# [SOLVED] Battle for Middle Earth 2, Launch Error



## BadWolf1991 (Dec 15, 2012)

I have successfully installed the game from discs and all patches for it online. My computer should have all up to date drivers, bios and direct X. I run on windows 7 64 bit. This is not the issue where I need the options.ini fix, tho Im ready for that if it comes. The problem I'm having is when I click on the .exe file to even launch the game, an error comes up and tells me it must be in the installation directory to start the game. To the best of my knowledge it is. So I guess I need to know where to go from here.
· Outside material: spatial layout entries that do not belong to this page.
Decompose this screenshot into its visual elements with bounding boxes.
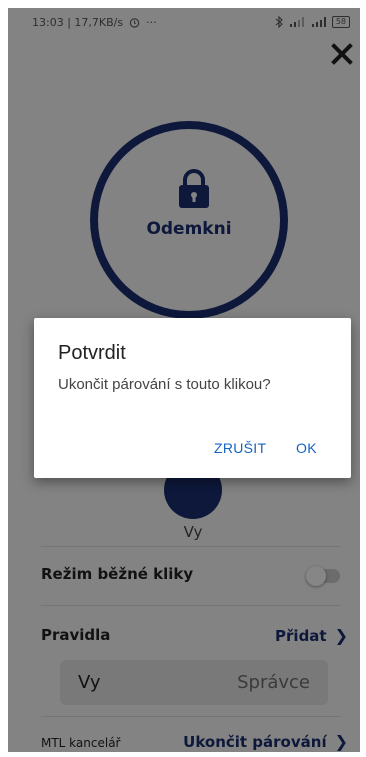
app-screen: 13:03 | 17,7KB/s ··· 58 Odemkni Vy Režim…	[8, 8, 360, 752]
confirm-dialog: Potvrdit Ukončit párování s touto klikou…	[34, 318, 351, 478]
dialog-message: Ukončit párování s touto klikou?	[58, 376, 271, 393]
dialog-title: Potvrdit	[58, 342, 126, 364]
ok-button[interactable]: OK	[296, 440, 317, 456]
cancel-button[interactable]: ZRUŠIT	[214, 440, 266, 456]
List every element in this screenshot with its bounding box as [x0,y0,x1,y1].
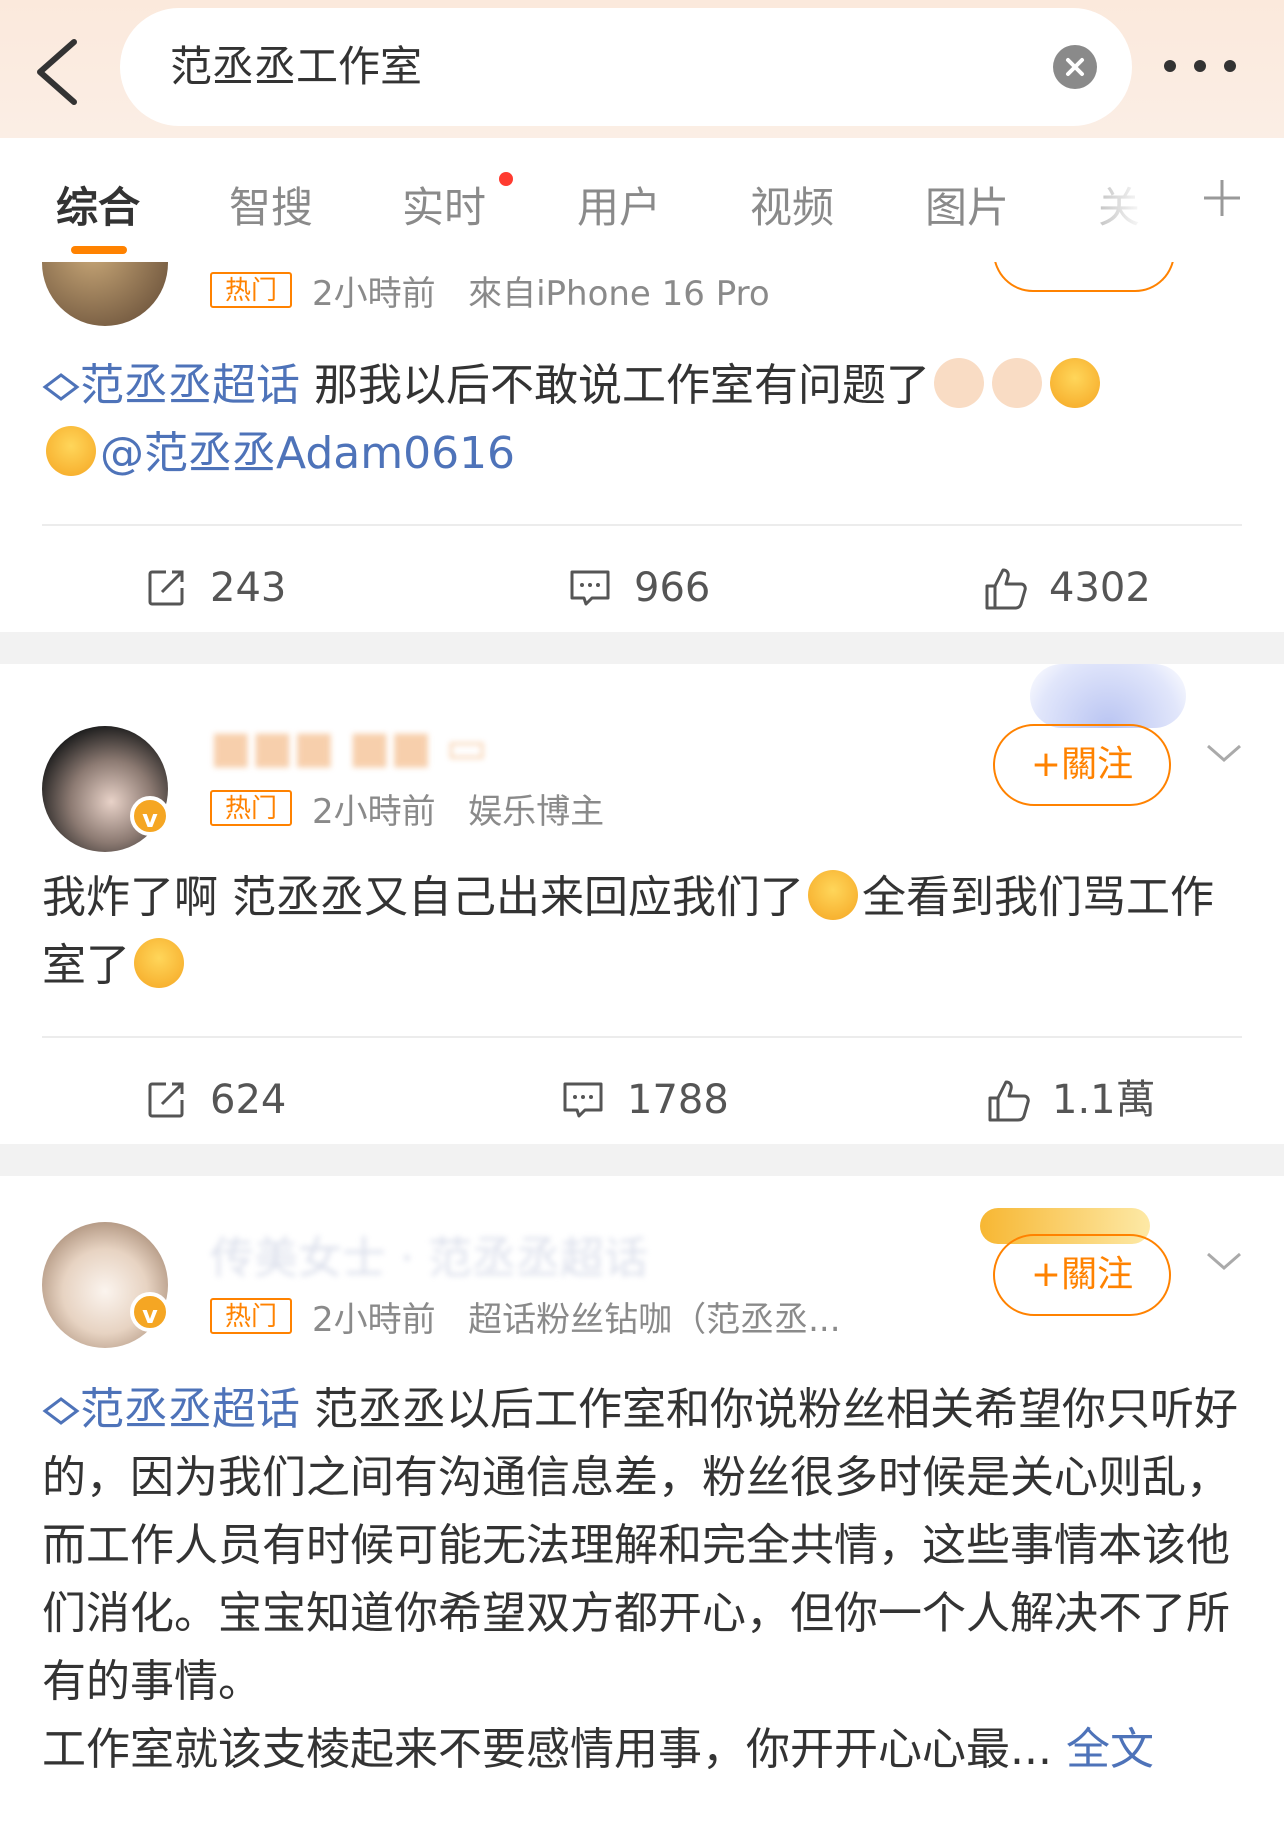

Here are two screenshots, one for the error and the other the folder where all the BFM2 files are.


----------



## RockmasteR (Aug 10, 2007)

*Re: Battle for Middle Earth 2, Launch Error*

Hello and welcome to TSF

try this fix:

Battle for Middle Earth 2 | Files | Windows 7 64-bit Battle for Middle-Earth fix | Mini Mods | Mods | Game Front


----------



## BadWolf1991 (Dec 15, 2012)

*Re: Battle for Middle Earth 2, Launch Error*

Thats still the options.ini file fix. That's for when the game crashes, I can't even get mine to launch, let alone crash. Sorry that fix is no good, but thanks for that try. Any other suggestions?


----------



## RockmasteR (Aug 10, 2007)

*Re: Battle for Middle Earth 2, Launch Error*

ok why not try to launch the game from its directory like the error says
go to your game folder and launch the game from there


----------



## BadWolf1991 (Dec 15, 2012)

*Re: Battle for Middle Earth 2, Launch Error*

That had done nothing, but I uninstalled the game a couple times and reingstalled that fixed it. must have been something while it installed. Thanks for the support tho.


----------



## Flight Sim Guy (Dec 19, 2011)

Please mark this thread as solved if your problem is fixed. Thanks.


----------